POV-Ray : Newsgroups : povray.off-topic : Questionable reasoning : Re: Questionable reasoning Server Time
6 Sep 2024 11:19:32 EDT (-0400)
  Re: Questionable reasoning  
From: Invisible
Date: 16 Jan 2009 04:26:59
Message: <497052e3$1@news.povray.org>
Darren New wrote:

>> Logically speaking, given a function and a list, you can either do any 
>> of the following:
> 
> Right. I was asking what code it generated given a signature.

And I was just agreeing that more than one function has that type. 
However, the website says:



The theorem generated for functions of the type

f :: forall a . [a] -> (a -> Bool) -> [a]

in the sublanguage of Haskell with no bottoms is:

forall t1,t2 in TYPES, R in REL(t1,t2).
  forall (x, y) in lift{[]}(R).
   forall p :: t1 -> Bool.
    forall q :: t2 -> Bool.
     (forall (z, v) in R. p z = q v)
     ==> ((f x p, f y q) in lift{[]}(R))

The structural lifting occurring therein is defined as follows:

lift{[]}(R)
   = {([], [])}
   u {(x : xs, y : ys) |
        ((x, y) in R) && ((xs, ys) in lift{[]}(R))}

Reducing all permissible relation variables to functions yields:

forall t1,t2 in TYPES, g :: t1 -> t2.
  forall x :: [t1].
   forall p :: t1 -> Bool.
    forall q :: t2 -> Bool.
     (forall y :: t1. p y = q (g y))
     ==> (map g (f x p) = f (map g x) q)



I have absolutely *no clue* what the hell any of that means. But try it 
yourself here:

http://linux.tcs.inf.tu-dresden.de/~voigt/cgi-bin/ft/ftonline.cgi

>>> Do you actually have algebraic datatypes in Haskell? Kewl.
>>
>> Um... yes?
>>   data Either x y = Left x | Right y
> 
> Oh, OK. Can you do something more complex, like say a stack?
> 
> Hmmm... Maybe essentially all user types in Haskell are ADTs, and I just 
> never thought of it that way before?

Indeed, all Haskell types are ADTs. Except things like integers, 
arguably. OTOH, you could claim that Integer is defined as

   data Integer = 1 | 2 | 3 | 4 | ...

As for "like say a stack", I'm not really sure what you mean.
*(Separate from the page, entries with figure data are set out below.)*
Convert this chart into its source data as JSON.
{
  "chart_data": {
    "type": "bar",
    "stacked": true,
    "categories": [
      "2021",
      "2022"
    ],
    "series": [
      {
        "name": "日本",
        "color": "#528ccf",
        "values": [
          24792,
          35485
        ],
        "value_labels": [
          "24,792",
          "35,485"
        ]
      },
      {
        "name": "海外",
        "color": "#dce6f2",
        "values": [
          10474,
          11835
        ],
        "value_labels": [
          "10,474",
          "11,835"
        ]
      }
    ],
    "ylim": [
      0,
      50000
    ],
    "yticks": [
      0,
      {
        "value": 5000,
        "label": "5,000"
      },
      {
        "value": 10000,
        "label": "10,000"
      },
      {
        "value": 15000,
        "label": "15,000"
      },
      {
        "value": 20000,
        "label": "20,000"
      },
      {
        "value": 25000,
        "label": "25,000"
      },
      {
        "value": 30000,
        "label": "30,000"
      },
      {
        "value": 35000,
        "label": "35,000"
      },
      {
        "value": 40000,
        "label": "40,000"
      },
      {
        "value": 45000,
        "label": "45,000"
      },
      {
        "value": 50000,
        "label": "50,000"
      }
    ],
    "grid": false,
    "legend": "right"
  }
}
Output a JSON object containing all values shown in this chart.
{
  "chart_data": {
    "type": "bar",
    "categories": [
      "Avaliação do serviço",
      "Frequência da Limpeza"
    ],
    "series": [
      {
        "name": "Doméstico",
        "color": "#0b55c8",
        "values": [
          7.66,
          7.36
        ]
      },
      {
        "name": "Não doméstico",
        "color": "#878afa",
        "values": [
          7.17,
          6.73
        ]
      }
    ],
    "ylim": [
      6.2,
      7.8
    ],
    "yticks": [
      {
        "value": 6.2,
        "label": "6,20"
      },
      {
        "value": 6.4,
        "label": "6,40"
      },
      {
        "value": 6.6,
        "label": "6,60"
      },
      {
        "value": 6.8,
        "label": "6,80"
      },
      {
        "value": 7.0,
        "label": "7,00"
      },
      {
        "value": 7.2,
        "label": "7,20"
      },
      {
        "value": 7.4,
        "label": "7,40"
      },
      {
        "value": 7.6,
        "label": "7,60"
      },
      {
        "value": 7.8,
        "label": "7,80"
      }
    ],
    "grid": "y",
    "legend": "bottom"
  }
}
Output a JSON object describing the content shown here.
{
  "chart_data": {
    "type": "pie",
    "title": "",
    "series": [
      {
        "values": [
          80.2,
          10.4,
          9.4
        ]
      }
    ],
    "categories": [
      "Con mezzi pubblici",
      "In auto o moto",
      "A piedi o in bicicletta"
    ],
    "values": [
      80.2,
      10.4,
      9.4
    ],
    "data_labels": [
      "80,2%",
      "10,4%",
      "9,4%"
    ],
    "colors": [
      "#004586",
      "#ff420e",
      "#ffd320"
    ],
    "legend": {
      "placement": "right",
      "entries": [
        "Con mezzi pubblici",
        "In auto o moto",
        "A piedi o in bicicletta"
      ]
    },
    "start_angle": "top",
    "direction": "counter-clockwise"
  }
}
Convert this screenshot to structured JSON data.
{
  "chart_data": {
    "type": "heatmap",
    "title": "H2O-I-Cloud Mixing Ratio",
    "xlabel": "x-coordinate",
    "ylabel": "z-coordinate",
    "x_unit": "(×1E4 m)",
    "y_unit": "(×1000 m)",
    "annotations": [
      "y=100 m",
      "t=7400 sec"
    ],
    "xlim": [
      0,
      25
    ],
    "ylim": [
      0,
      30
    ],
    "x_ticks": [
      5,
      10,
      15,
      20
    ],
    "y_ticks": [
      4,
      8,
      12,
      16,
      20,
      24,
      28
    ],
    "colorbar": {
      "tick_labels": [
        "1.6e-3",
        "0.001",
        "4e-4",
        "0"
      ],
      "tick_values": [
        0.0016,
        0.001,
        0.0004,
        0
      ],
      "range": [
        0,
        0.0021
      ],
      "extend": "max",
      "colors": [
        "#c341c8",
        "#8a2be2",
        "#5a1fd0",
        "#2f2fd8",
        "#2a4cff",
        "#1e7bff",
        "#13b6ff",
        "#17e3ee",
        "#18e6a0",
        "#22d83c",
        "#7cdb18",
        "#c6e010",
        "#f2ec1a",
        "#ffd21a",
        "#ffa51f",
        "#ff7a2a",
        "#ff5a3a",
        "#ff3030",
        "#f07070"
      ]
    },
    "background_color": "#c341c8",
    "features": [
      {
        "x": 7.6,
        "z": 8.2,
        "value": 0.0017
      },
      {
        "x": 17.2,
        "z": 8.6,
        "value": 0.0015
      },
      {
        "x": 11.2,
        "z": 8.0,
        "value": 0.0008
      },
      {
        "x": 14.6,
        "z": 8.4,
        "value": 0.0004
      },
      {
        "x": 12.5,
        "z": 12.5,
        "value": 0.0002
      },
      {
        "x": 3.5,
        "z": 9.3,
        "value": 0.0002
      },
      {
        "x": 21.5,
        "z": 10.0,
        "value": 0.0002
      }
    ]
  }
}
>> Much like the "Haskell doesn't need a debugger because programs work 
>> correctly first time". Until we got a debugger... and now it's "hey, 
>> we have a debugger!"
> 
> Oddly enough, a lot of projects created by nerds are like that.

I wonder if this is why Linux doesn't "need" a defrag tool?